I've sent this email to everyone who had opinions about the introduction of 
nan-2008 for mips according to the mailing list archives...

The NaN linkage rules introduced with -mnan=2008 enforce a strict rule that all 
code be built with either legacy NaN or 2008 NaN. This impacts both static and 
dynamic link and is implemented via an ELF flag. Two of the original threads 
about this are copied below for reference.

http://sourceware.org/ml/binutils/2013-07/msg00072.html
http://sourceware.org/ml/libc-ports/2013-08/msg00030.html

There are two limitations with the current support which make it difficult to 
use in production environments:

1) There is no way to mark a module as "don't care/not relevant". At a minimum 
this could be done via inspection of the GNU FP ABI attribute and when its 
value is 'Any' then NaNs don't matter. Better still would be that modules with 
floating point only require a certain NaN state if they use functions like 
__builtin_[s}nan. This would partially reduce the impact of the strict NaN 
checks.

2) Independent of (1), the strictness associated with NaN handling is a serious 
problem for linux distributions where there is slow (if any) acceptance of new 
build variants. New build variants for distributions cost months to put 
together (just from build time alone) and then the fractured ecosystem this 
leads to means they are either unused or at best make users confused.

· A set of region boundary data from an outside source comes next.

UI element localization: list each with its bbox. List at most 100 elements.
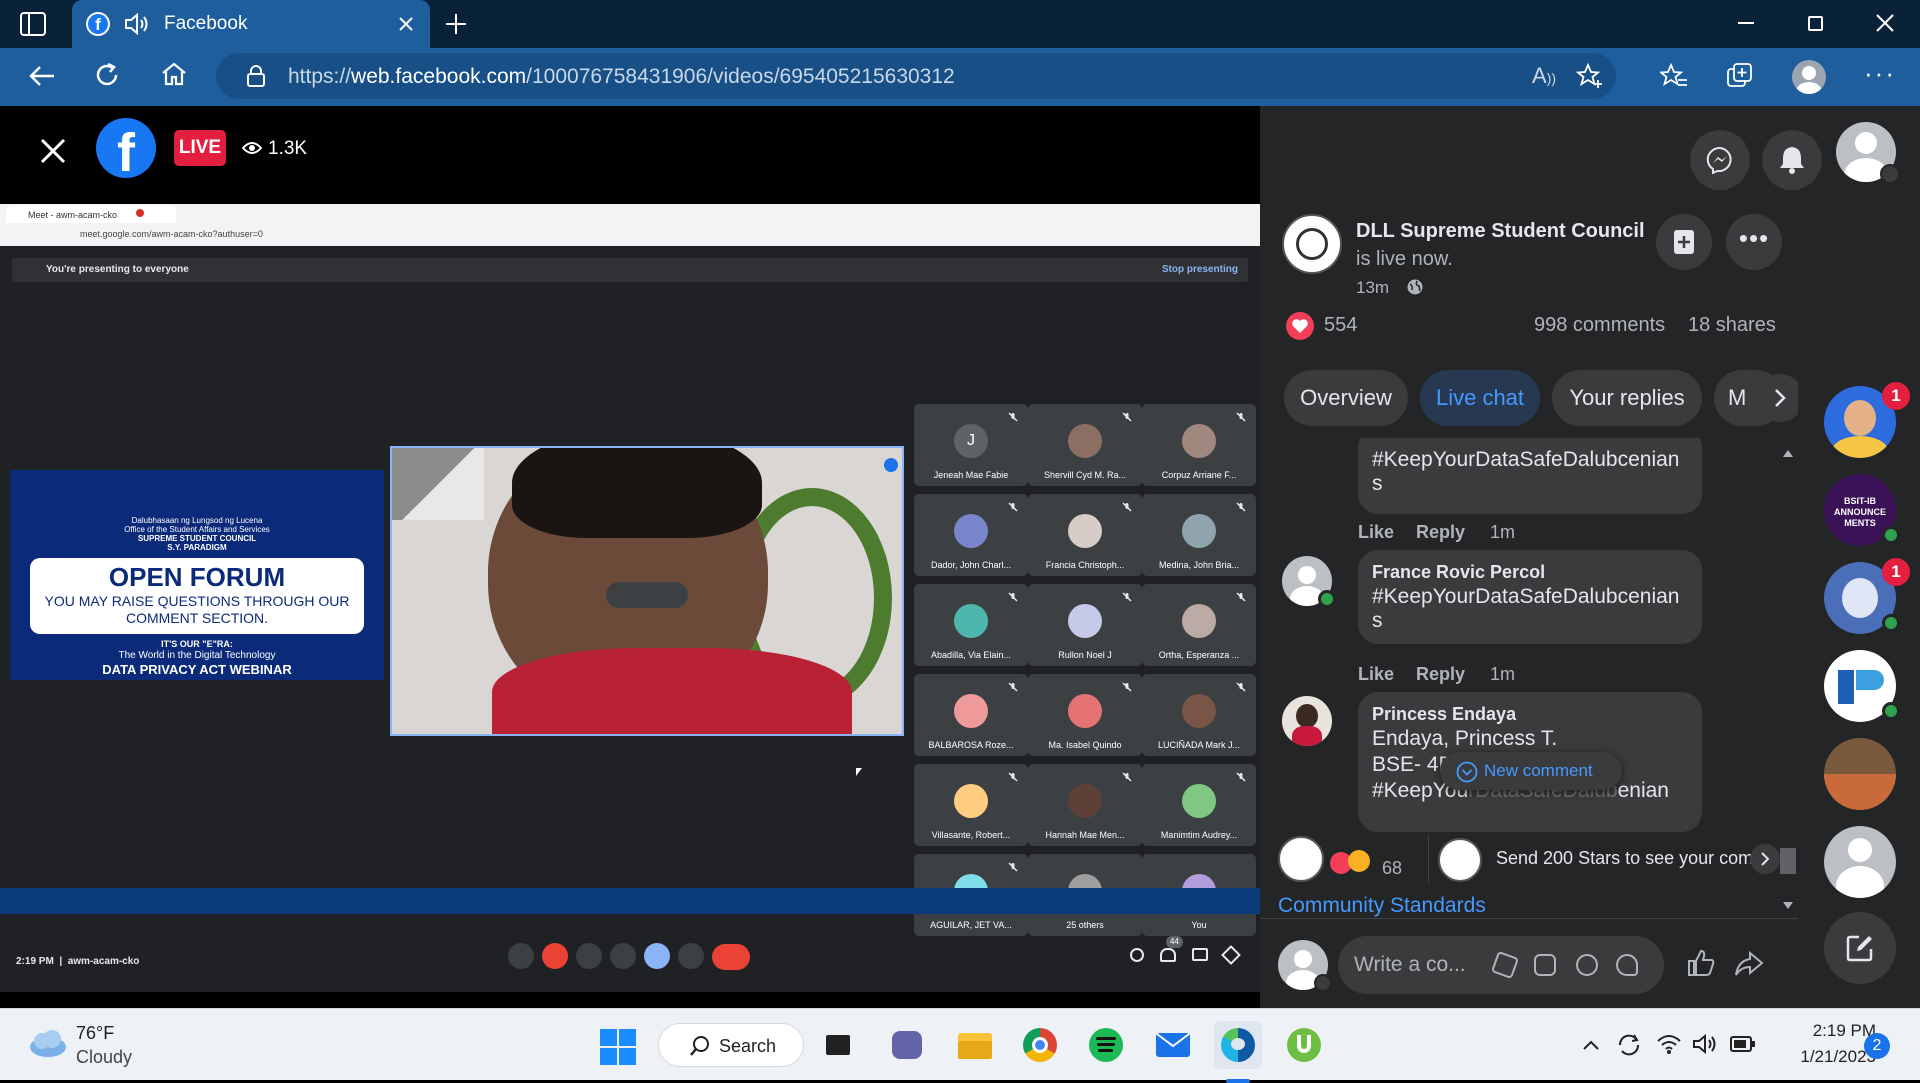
url-text[interactable]: https://web.facebook.com/100076758431906… xyxy=(288,65,955,89)
add-favorite-icon[interactable] xyxy=(1576,62,1604,90)
restore-icon[interactable] xyxy=(1808,16,1823,31)
active-tab[interactable]: f Facebook xyxy=(72,0,430,48)
cloudy-weather-icon[interactable] xyxy=(26,1029,68,1059)
back-icon[interactable] xyxy=(28,64,56,88)
meet-leave-call-button[interactable] xyxy=(712,944,750,970)
speaker-video-tile[interactable] xyxy=(390,446,904,736)
close-video-icon[interactable] xyxy=(40,138,66,164)
participant-tile[interactable]: Shervill Cyd M. Ra... xyxy=(1028,404,1142,486)
like-icon[interactable] xyxy=(1686,948,1716,978)
notification-badge[interactable]: 2 xyxy=(1864,1033,1890,1059)
facebook-logo-icon[interactable]: f xyxy=(96,118,156,183)
home-icon[interactable] xyxy=(160,61,188,87)
comment-count[interactable]: 998 comments xyxy=(1534,314,1665,337)
weather-condition[interactable]: Cloudy xyxy=(76,1047,132,1068)
meet-people-icon[interactable] xyxy=(1160,948,1176,962)
meet-captions-button[interactable] xyxy=(576,943,602,969)
clock-time[interactable]: 2:19 PM xyxy=(1760,1021,1876,1041)
minimize-icon[interactable] xyxy=(1738,22,1754,24)
tile-menu-icon[interactable] xyxy=(884,458,898,472)
page-name[interactable]: DLL Supreme Student Council xyxy=(1356,220,1645,243)
meet-chat-icon[interactable] xyxy=(1192,948,1208,961)
volume-icon[interactable] xyxy=(1692,1033,1718,1055)
meet-present-button[interactable] xyxy=(644,943,670,969)
tab-actions-icon[interactable] xyxy=(20,12,46,36)
collections-icon[interactable] xyxy=(1726,62,1754,90)
account-chevron-icon[interactable] xyxy=(1880,164,1900,184)
sync-icon[interactable] xyxy=(1616,1033,1642,1057)
like-button[interactable]: Like xyxy=(1358,664,1394,685)
favorites-icon[interactable] xyxy=(1660,62,1688,90)
spotify-icon[interactable] xyxy=(1082,1021,1130,1069)
speaker-icon[interactable] xyxy=(124,12,150,36)
clock-date[interactable]: 1/21/2023 xyxy=(1760,1047,1876,1067)
tile-controls[interactable] xyxy=(606,582,688,608)
url-box[interactable]: https://web.facebook.com/100076758431906… xyxy=(216,53,1616,99)
emoji-icon[interactable] xyxy=(1576,954,1598,976)
chevron-up-icon[interactable] xyxy=(1582,1039,1600,1051)
battery-icon[interactable] xyxy=(1730,1035,1756,1053)
participant-tile[interactable]: Corpuz Arriane F... xyxy=(1142,404,1256,486)
profile-avatar[interactable] xyxy=(1792,60,1826,94)
participant-tile[interactable]: Manimtim Audrey... xyxy=(1142,764,1256,846)
mail-icon[interactable] xyxy=(1148,1021,1196,1069)
meet-raise-hand-button[interactable] xyxy=(610,943,636,969)
commenter-name[interactable]: France Rovic Percol xyxy=(1372,562,1688,583)
participant-tile[interactable]: Francia Christoph... xyxy=(1028,494,1142,576)
page-avatar[interactable] xyxy=(1282,214,1342,274)
utorrent-icon[interactable] xyxy=(1280,1021,1328,1069)
participant-tile[interactable]: LUCIÑADA Mark J... xyxy=(1142,674,1256,756)
participant-tile[interactable]: Medina, John Bria... xyxy=(1142,494,1256,576)
task-view-icon[interactable] xyxy=(814,1021,862,1069)
community-standards-link[interactable]: Community Standards xyxy=(1278,894,1486,918)
lock-icon[interactable] xyxy=(246,64,266,88)
like-button[interactable]: Like xyxy=(1358,522,1394,543)
reply-button[interactable]: Reply xyxy=(1416,664,1465,685)
participant-tile[interactable]: Dador, John Charl... xyxy=(914,494,1028,576)
participant-tile[interactable]: BALBAROSA Roze... xyxy=(914,674,1028,756)
new-comment-button[interactable]: New comment xyxy=(1440,752,1622,790)
page-avatar-small[interactable] xyxy=(1278,836,1324,882)
start-button[interactable] xyxy=(594,1021,642,1069)
teams-chat-icon[interactable] xyxy=(882,1021,930,1069)
close-tab-icon[interactable] xyxy=(398,16,414,32)
group-avatar[interactable] xyxy=(1824,738,1896,810)
post-time[interactable]: 13m xyxy=(1356,278,1389,298)
participant-tile[interactable]: J Jeneah Mae Fabie xyxy=(914,404,1028,486)
participant-tile[interactable]: Hannah Mae Men... xyxy=(1028,764,1142,846)
contact-avatar[interactable] xyxy=(1824,826,1896,898)
tab-your-replies[interactable]: Your replies xyxy=(1552,370,1702,426)
tab-overview[interactable]: Overview xyxy=(1284,370,1408,426)
commenter-name[interactable]: Princess Endaya xyxy=(1372,704,1688,725)
read-aloud-icon[interactable]: A)) xyxy=(1532,63,1556,89)
tabs-next-button[interactable] xyxy=(1756,374,1804,422)
reply-button[interactable]: Reply xyxy=(1416,522,1465,543)
participant-tile[interactable]: Rullon Noel J xyxy=(1028,584,1142,666)
avatar-sticker-icon[interactable] xyxy=(1616,954,1638,976)
post-options-button[interactable]: ••• xyxy=(1726,214,1782,270)
send-stars-banner[interactable]: Send 200 Stars to see your com xyxy=(1438,834,1782,884)
participant-tile[interactable]: Ortha, Esperanza ... xyxy=(1142,584,1256,666)
share-count[interactable]: 18 shares xyxy=(1688,314,1776,337)
wifi-icon[interactable] xyxy=(1656,1033,1682,1055)
meet-more-button[interactable] xyxy=(678,943,704,969)
save-post-button[interactable] xyxy=(1656,214,1712,270)
sticker-icon[interactable] xyxy=(1534,954,1556,976)
edge-icon[interactable] xyxy=(1214,1021,1262,1083)
stars-icon[interactable] xyxy=(1490,950,1520,980)
participant-tile[interactable]: Abadilla, Via Elain... xyxy=(914,584,1028,666)
love-reaction-icon[interactable] xyxy=(1286,312,1314,340)
meet-mic-button[interactable] xyxy=(508,943,534,969)
live-video-player[interactable]: f LIVE 1.3K Meet - awm-acam-cko meet.goo… xyxy=(0,106,1260,1008)
notifications-button[interactable] xyxy=(1762,130,1822,190)
tab-live-chat[interactable]: Live chat xyxy=(1420,370,1540,426)
file-explorer-icon[interactable] xyxy=(950,1021,998,1069)
avatar-chevron-icon[interactable] xyxy=(1314,974,1332,992)
weather-temperature[interactable]: 76°F xyxy=(76,1023,114,1044)
chrome-icon[interactable] xyxy=(1016,1021,1064,1069)
participant-tile[interactable]: Ma. Isabel Quindo xyxy=(1028,674,1142,756)
close-window-icon[interactable] xyxy=(1876,14,1894,32)
comment-input[interactable]: Write a co... xyxy=(1338,936,1664,994)
meet-info-icon[interactable] xyxy=(1130,948,1144,962)
refresh-icon[interactable] xyxy=(94,62,120,88)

It is 
also true that linux derivatives like Android (and other projects which seek to 
be architecture agnostic) simply cannot tolerate incompatibilities like the NaN 
handling rules and will not introduce more than one variant for native code.

I believe that 99% of users don't care about the difference between signalling 
and quiet NaNs and even fewer actually turn on trapping for signalling NaNs. 
Those who do use, and rely on, behaviour of signalling NaNs very much know that 
they need this and can afford some extra effort to ensure that they are handled 
as expected. The following thread is one discussion about how sNaN is a 
somewhat pointless concept for most users:

http://gcc.gnu.org/ml/gcc/2013-11/msg00106.html

My proposal is that NaN handling, as implemented, remains but we turn it off by 
default (or allow it to be turned off by default at build time). By this I mean 
that GCC will use the default dynamic linker even in the presence of -mnan=2008 
and ld will happily link together legacy and 2008 NaN code and ld.so will 
happily do the same. If a user really cares about NaNs then they need to 
firstly find someone who will build them a Linux distribution to support them 
and secondly pull a link time switch '-mstrict-nan' to enable the NaN checks as 
currently implemented. The same functionality would then be supported by ld.so 
via an environment variable (or whatever other runtime configuration source 
there is) to indicate that it must enforce NaN checks as well.

Suggestions for option names are welcome. Initial suggestion: 
--with-nan-check=no, -m[no-]strict-nan, <not sure on env variable for ld.so>.